Он повернул голову и посмотрел на Брейера: «Я умоляю вас, доктор, оставить попытки позаботиться обо мне! Отвергать ваше предложение сейчас и продолжать отвергать его снова и снова — это унижает меня еще больше, чем тот факт, что я в долгу перед вами.
Прошу вас. — Он снова отвернулся. — Сейчас мне лучше всего отдохнуть, — а вам, может быть, лучше вернуться домой. Вы как-то упомянули, что у вас есть семья. Боюсь, они будут обижаться на меня — и не без оснований. Я знаю, что сегодня вы провели со мной больше времени, чем с ними. До понедельника, доктор Брейер». Ницше закрыл глаза.
Прежде чем уйти, Брейер сказал, что, если он понадобится Ницше, repp Шлегель пришлет за ним человека, и он приедет в течение часа, даже в воскресенье. Ницше поблагодарил его, не открывая глаз.
Спускаясь по ступенькам Gasthaus, Брейер не переставал удивляться силе самоконтроля Ницше и его способности быстро восстанавливать душевные и физические силы. Даже больной, лежа в постели, в обшарпанной комнатушке, до сих пор наполненной запахами яростного приступа, закончившегося буквально несколько часов назад, в то время как большинство страдающих мигренью больных были бы благодарны уже возможности тихонько сидеть в уголочке и дышать, Ницше мог мыслить и действовать: скрывать свое отчаяние, планировать отъезд, отстаивать свои принципы, убеждать врача вернуться к семье, требовать отчет по консультации и счет, размер которого врач сочтет адекватным.
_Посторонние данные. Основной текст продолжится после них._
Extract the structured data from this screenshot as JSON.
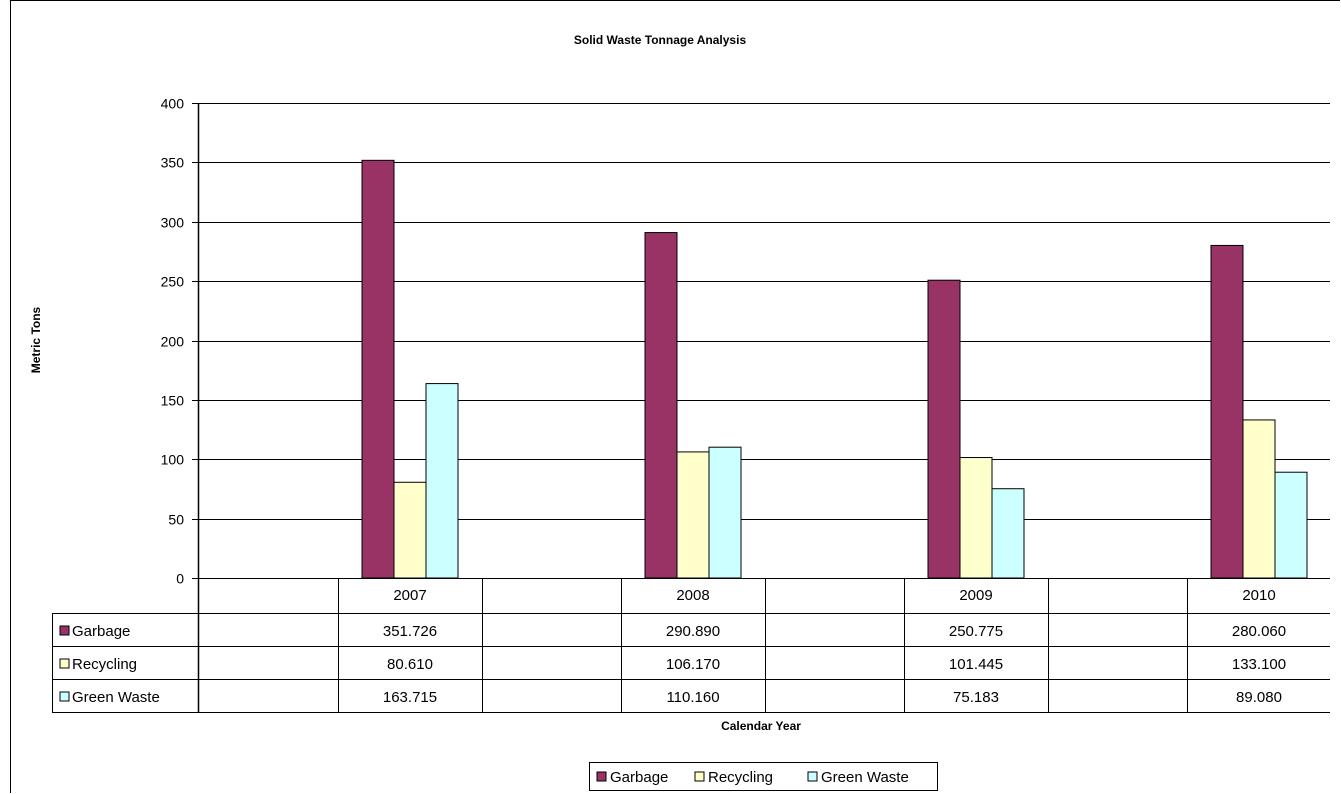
{
  "chart_data": {
    "type": "bar",
    "title": "Solid Waste Tonnage Analysis",
    "xlabel": "Calendar Year",
    "ylabel": "Metric Tons",
    "ylim": [
      0,
      400
    ],
    "yticks": [
      0,
      50,
      100,
      150,
      200,
      250,
      300,
      350,
      400
    ],
    "grid": true,
    "legend_position": "bottom",
    "categories": [
      "2007",
      "2008",
      "2009",
      "2010"
    ],
    "series": [
      {
        "name": "Garbage",
        "color": "#993366",
        "values": [
          351.726,
          290.89,
          250.775,
          280.06
        ],
        "labels": [
          "351.726",
          "290.890",
          "250.775",
          "280.060"
        ]
      },
      {
        "name": "Recycling",
        "color": "#FFFFCC",
        "values": [
          80.61,
          106.17,
          101.445,
          133.1
        ],
        "labels": [
          "80.610",
          "106.170",
          "101.445",
          "133.100"
        ]
      },
      {
        "name": "Green Waste",
        "color": "#CCFFFF",
        "values": [
          163.715,
          110.16,
          75.183,
          89.08
        ],
        "labels": [
          "163.715",
          "110.160",
          "75.183",
          "89.080"
        ]
      }
    ],
    "data_table": true
  }
}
Подойдя к ожидающему его фиакру, Брейер решил, что часовая прогулка поможет ему проветриться. Он отпустил Фишмана, вручив ему золотой флорин на горячий ужин, ведь ожидание на морозе — работа не из легких, и отправился в путь по заснеженным улицам.
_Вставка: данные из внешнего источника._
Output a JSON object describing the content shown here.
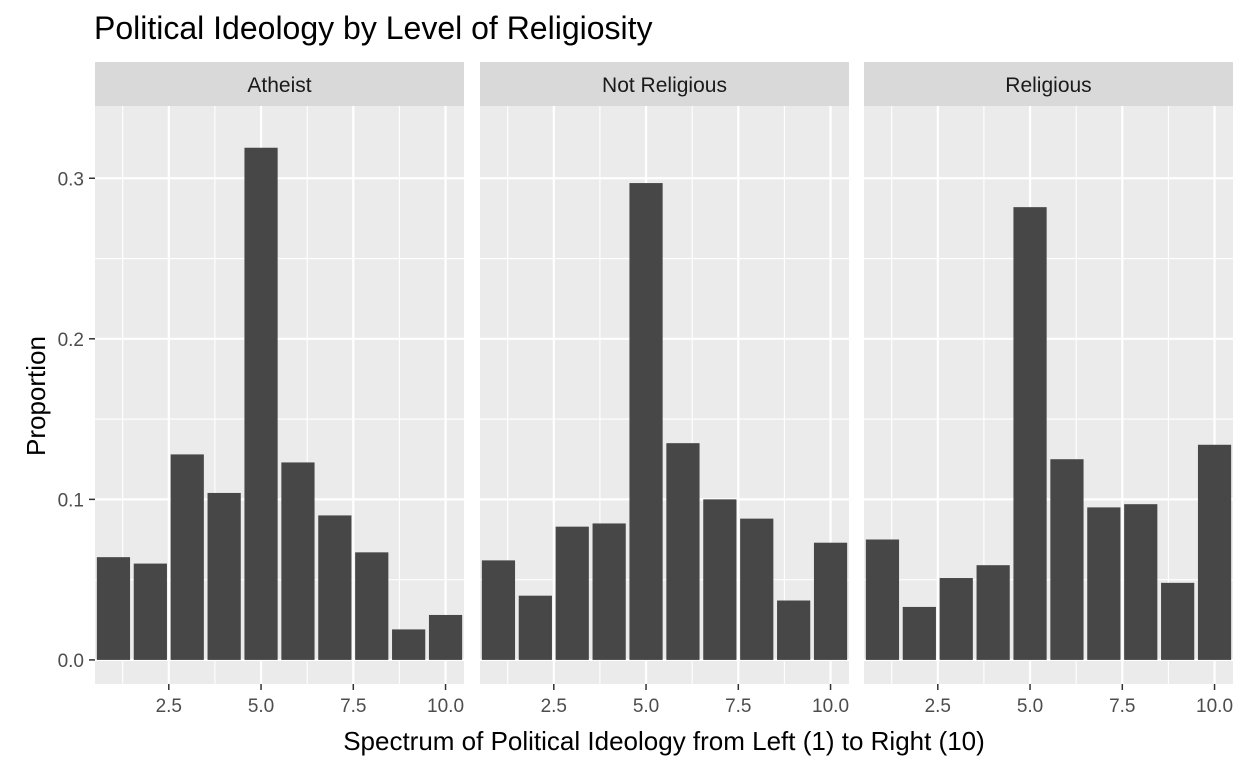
{
  "chart_data": {
    "type": "bar",
    "title": "Political Ideology by Level of Religiosity",
    "xlabel": "Spectrum of Political Ideology from Left (1) to Right (10)",
    "ylabel": "Proportion",
    "x": [
      1,
      2,
      3,
      4,
      5,
      6,
      7,
      8,
      9,
      10
    ],
    "xlim": [
      0.5,
      10.5
    ],
    "ylim": [
      -0.015,
      0.345
    ],
    "x_ticks": [
      2.5,
      5.0,
      7.5,
      10.0
    ],
    "x_tick_labels": [
      "2.5",
      "5.0",
      "7.5",
      "10.0"
    ],
    "y_ticks": [
      0.0,
      0.1,
      0.2,
      0.3
    ],
    "y_tick_labels": [
      "0.0",
      "0.1",
      "0.2",
      "0.3"
    ],
    "grid": true,
    "panels": [
      {
        "name": "Atheist",
        "values": [
          0.064,
          0.06,
          0.128,
          0.104,
          0.319,
          0.123,
          0.09,
          0.067,
          0.019,
          0.028
        ]
      },
      {
        "name": "Not Religious",
        "values": [
          0.062,
          0.04,
          0.083,
          0.085,
          0.297,
          0.135,
          0.1,
          0.088,
          0.037,
          0.073
        ]
      },
      {
        "name": "Religious",
        "values": [
          0.075,
          0.033,
          0.051,
          0.059,
          0.282,
          0.125,
          0.095,
          0.097,
          0.048,
          0.134
        ]
      }
    ]
  },
  "colors": {
    "panel_background": "#ebebeb",
    "strip_background": "#d9d9d9",
    "bar_fill": "#474747",
    "grid_line": "#ffffff"
  }
}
Он знал, что в понедельник Ницше уедет в Базель. Почему это его так волновало? Как бы Брейер ни старался найти ответ на этот вопрос, ничего не получалось. Он знал только то, что Ницше не был безразличен ему, что он привязался к нему каким-то противоестественным образом. «Может, — думал он, — я вижу в нем что-то от себя самого. Но что? Мы полностью отличаемся друг от друга — прошлое, культура, стиль жизни. Завидую ли я тому образу жизни, который он ведет? Что может вызывать зависть в этом холодном, одиноком существовании?
Несомненно, — думал Брейер, — мои чувства к Ницше не имеют ничего общего с чувством вины. Как врач я сделал все, что от меня требуется; в этом отношении мне не в чем винить себя. Фрау Бекер и Макс были правы: какой еще терапевт стал бы тратить такое количество времени на такого высокомерного, тяжелого в общении и выводящего из себя пациента?»
А его тщеславие! Как нечто само собой разумеющееся, он мимоходом отметил, причем не из пустого хвастовства, но преисполненный убежденности, что он был лучшим лектором в истории Базеля или что, возможно, остальные наберутся смелости, что они, может, посмеют прочитать его книги году к двухтысячному! Но эти слова не обидели Брейера. Может, Ницше был прав! Да, его речь и его проза были неотразимы, его мысли были мощными, блестящими — даже неверные его мысли.
Что бы там ни было, Брейер не возражал против такой значимости Ницше в его жизни. По сравнению с порабощающими, мародерскими фантазиями о Берте интерес к Ницше казался невинным, даже полезным. На самом деле у Брейера создалось ощущение, что эта встреча с экстравагантным незнакомцем должна была стать для него чем-то вроде искупления.
Брейер шел дальше. Тот, другой человек, живущий и прячущийся в Ницше, тот человек, который молил о помощи, где он был теперь? «Тот человек, который коснулся моей руки, — повторял Брейер, — как мне достучаться до него? Должен быть какой-то способ! Но он решил покинуть Вену в понедельник. Неужели нельзя его остановить? Должен быть какой-то способ!»